Consumer group raps Philly biotech’s study on brain plaque dye
A national consumer advocacy group said University City-based Avid Radiopharmaceuticals helped write a misleading paper about an imaging agent it is developing to help identify plaque in the brain.
A January study in the Journal of the American Medical Association, with authors from Avid, did not include information on how well different doctors were able to spot the plaque highlighted by the dye.
The group Public Citizen said that made the imaging agent seem more effective than it really is at detecting the plaque, which can be a sign of Alzheimer’s.
“A substantial number of people could be incorrectly diagnosed as having these brain abnormalities on the scans, when they in fact don’t,” said Dr. Michael Carome, with the group’s health research arm. “Other patients could be told that they don’t have this abnormality when they, in fact, do.”
Avid’s Dr.

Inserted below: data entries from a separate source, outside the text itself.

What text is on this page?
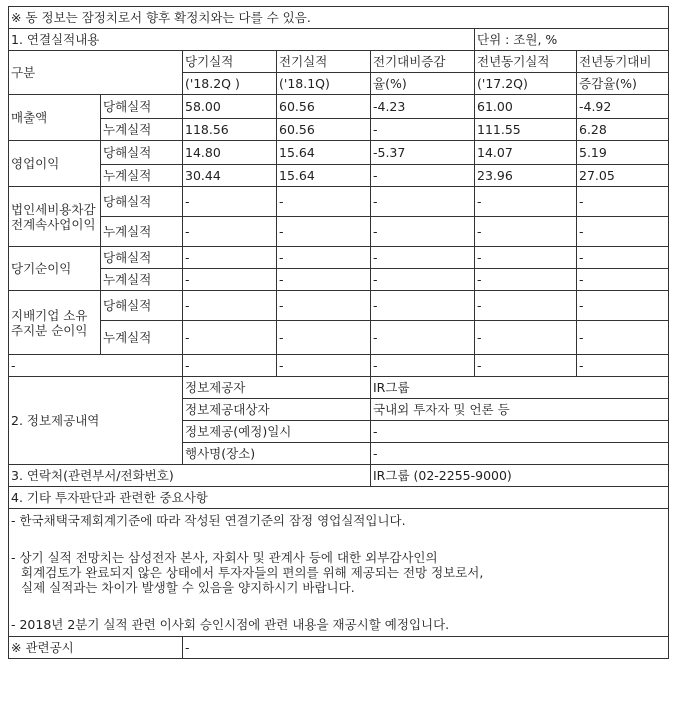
※ 동 정보는 잠정치로서 향후 확정치와는 다를 수 있음.						
1. 연결실적내용					단위 : 조원, %	
구분		당기실적	전기실적	전기대비증감	전년동기실적	전년동기대비
		('18.2Q )	('18.1Q)	율(%)	('17.2Q)	증감율(%)
매출액	당해실적	58.00	60.56	-4.23	61.00	-4.92
	누계실적	118.56	60.56	-	111.55	6.28
영업이익	당해실적	14.80	15.64	-5.37	14.07	5.19
	누계실적	30.44	15.64	-	23.96	27.05
법인세비용차감전계속사업이익	당해실적	-	-	-	-	-
	누계실적	-	-	-	-	-
당기순이익	당해실적	-	-	-	-	-
	누계실적	-	-	-	-	-
지배기업 소유주지분 순이익	당해실적	-	-	-	-	-
	누계실적	-	-	-	-	-
-		-	-	-	-	-
2. 정보제공내역		정보제공자		IR그룹		
		정보제공대상자		국내외 투자자 및 언론 등		
		정보제공(예정)일시		-		
		행사명(장소)		-		
3. 연락처(관련부서/전화번호)				IR그룹 (02-2255-9000)		
4. 기타 투자판단과 관련한 중요사항						

- 한국채택국제회계기준에 따라 작성된 연결기준의 잠정 영업실적입니다.
- 상기 실적 전망치는 삼성전자 본사, 자회사 및 관계사 등에 대한 외부감사인의
회계검토가 완료되지 않은 상태에서 투자자들의 편의를 위해 제공되는 전망 정보로서,
실제 실적과는 차이가 발생할 수 있음을 양지하시기 바랍니다.
- 2018년 2분기 실적 관련 이사회 승인시점에 관련 내용을 재공시할 예정입니다.						

※ 관련공시		-				
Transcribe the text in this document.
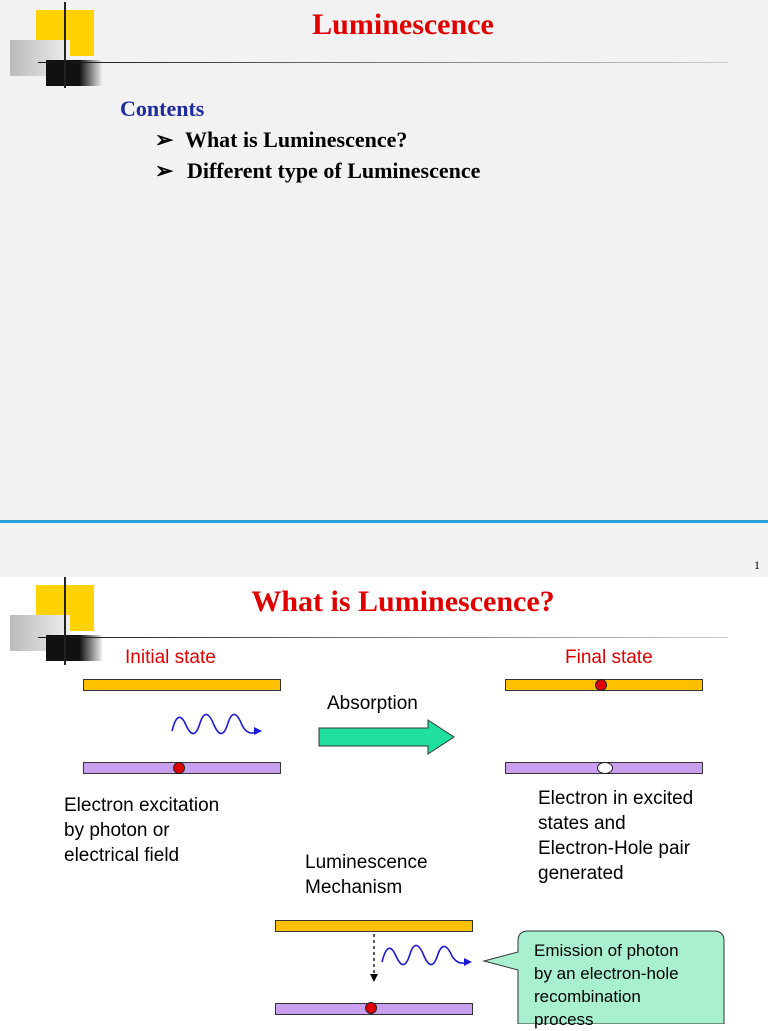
Luminescence
Contents
➢ What is Luminescence?
➢ Different type of Luminescence
1
What is Luminescence?
Initial state
Electron excitation
by photon or
electrical field
Absorption
Final state
Electron in excited
states and
Electron-Hole pair
generated
Luminescence
Mechanism
Emission of photon
by an electron-hole
recombination
process
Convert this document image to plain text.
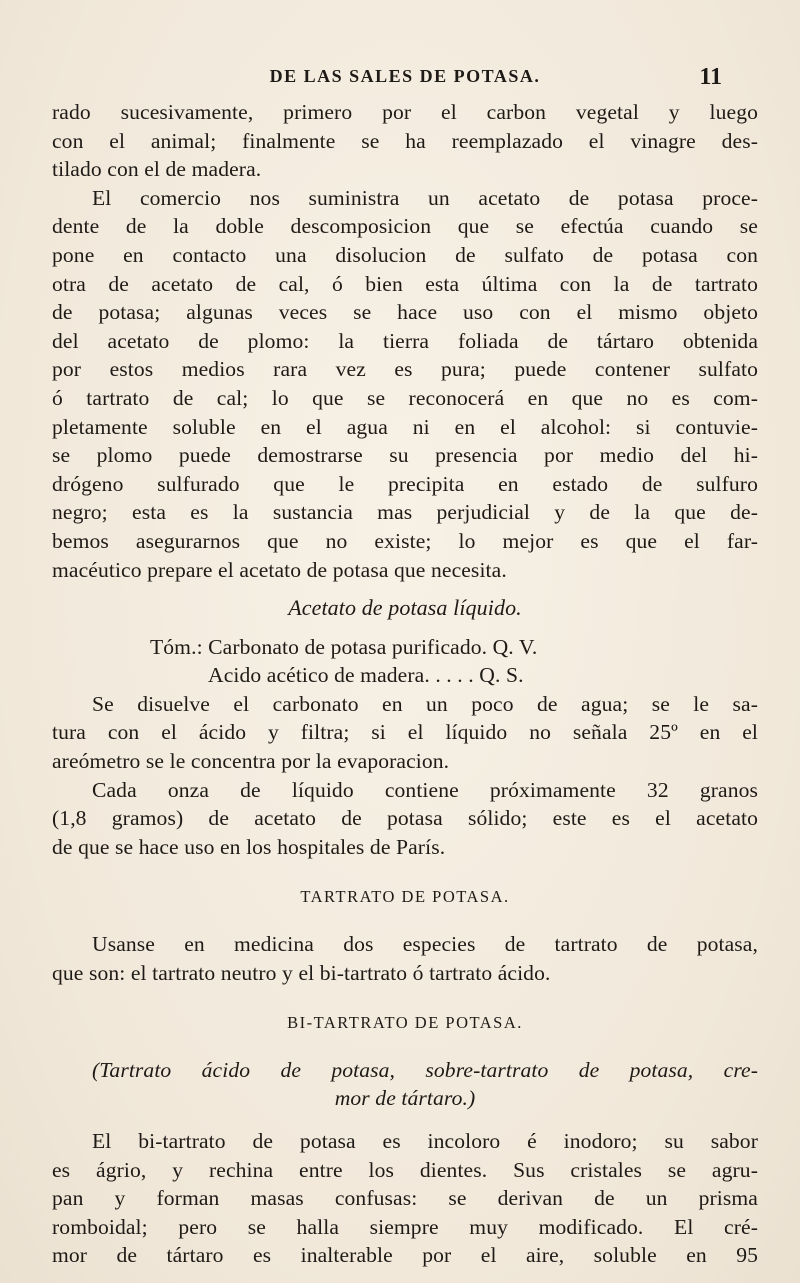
DE LAS SALES DE POTASA.	11

rado sucesivamente, primero por el carbon vegetal y luego

con el animal; finalmente se ha reemplazado el vinagre des-

tilado con el de madera.

El comercio nos suministra un acetato de potasa proce-

dente de la doble descomposicion que se efectúa cuando se

pone en contacto una disolucion de sulfato de potasa con

otra de acetato de cal, ó bien esta última con la de tartrato

de potasa; algunas veces se hace uso con el mismo objeto

del acetato de plomo: la tierra foliada de tártaro obtenida

por estos medios rara vez es pura; puede contener sulfato

ó tartrato de cal; lo que se reconocerá en que no es com-

pletamente soluble en el agua ni en el alcohol: si contuvie-

se plomo puede demostrarse su presencia por medio del hi-

drógeno sulfurado que le precipita en estado de sulfuro

negro; esta es la sustancia mas perjudicial y de la que de-

bemos asegurarnos que no existe; lo mejor es que el far-

macéutico prepare el acetato de potasa que necesita.

Acetato de potasa líquido.

Tóm.: Carbonato de potasa purificado. Q. V.

Acido acético de madera. . . . . Q. S.

Se disuelve el carbonato en un poco de agua; se le sa-

tura con el ácido y filtra; si el líquido no señala 25º en el

areómetro se le concentra por la evaporacion.

Cada onza de líquido contiene próximamente 32 granos

(1,8 gramos) de acetato de potasa sólido; este es el acetato

de que se hace uso en los hospitales de París.

TARTRATO DE POTASA.

Usanse en medicina dos especies de tartrato de potasa,

que son: el tartrato neutro y el bi-tartrato ó tartrato ácido.

BI-TARTRATO DE POTASA.

(Tartrato ácido de potasa, sobre-tartrato de potasa, cre-

mor de tártaro.)

El bi-tartrato de potasa es incoloro é inodoro; su sabor

es ágrio, y rechina entre los dientes. Sus cristales se agru-

pan y forman masas confusas: se derivan de un prisma

romboidal; pero se halla siempre muy modificado. El cré-

mor de tártaro es inalterable por el aire, soluble en 95
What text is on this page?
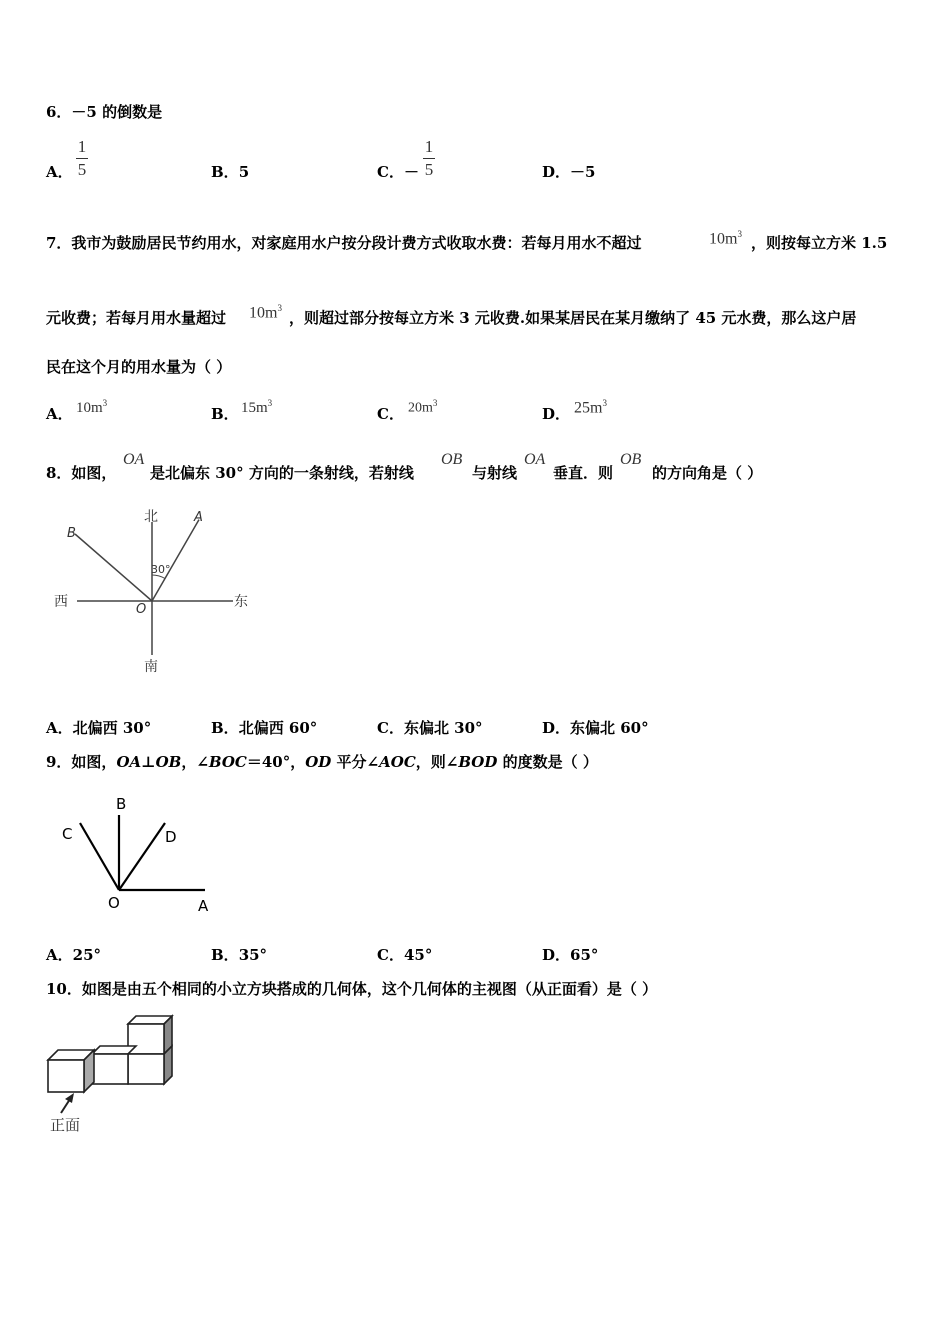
6．－5 的倒数是
A．
1
5	B．5	C．－
1
5	D．－5
7．我市为鼓励居民节约用水，对家庭用水户按分段计费方式收取水费：若每月用水不超过	$10m^3$ ，则按每立方米 1.5
元收费；若每月用水量超过 $10m^3$
，则超过部分按每立方米 3 元收费.如果某居民在某月缴纳了 45 元水费，那么这户居
民在这个月的用水量为（ ）
A． $10m^3$
B． $15m^3$
C． $20m^3$
D． $25m^3$
8．如图，
OA
是北偏东 30° 方向的一条射线，若射线
OB
与射线
OA
垂直．则
OB
的方向角是（ ）
北
南
西	东
A
B
O
30°
A．北偏西 30°	B．北偏西 60°	C．东偏北 30°	D．东偏北 60°
9．如图，OA⊥OB，∠BOC＝40°，OD 平分∠AOC，则∠BOD 的度数是（ ）
B
C	D
O	A
A．25°	B．35°	C．45°	D．65°
10．如图是由五个相同的小立方块搭成的几何体，这个几何体的主视图（从正面看）是（ ）
正面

Chris Clark said the study was designed only to determine if the imaging agent worked in making brain plaques visible on a scan, compared against findings of an autopsy.
“It was not designed, and never intended to, and cannot be used to determine how likely it is that one physician would interpret a scan as positive and negative and a second physician would come to either that conclusion or a different conclusion,” Clark said.
Individual reader score data was submitted to the Food and Drug Administration before the study was published. Earlier this year an FDA panel did not recommend the dye for approval, but said if doctor training efforts could be developed and proved effective at making the scan analysis more accurate, it may.
Eli Lilly bought Avid in November for $300 million.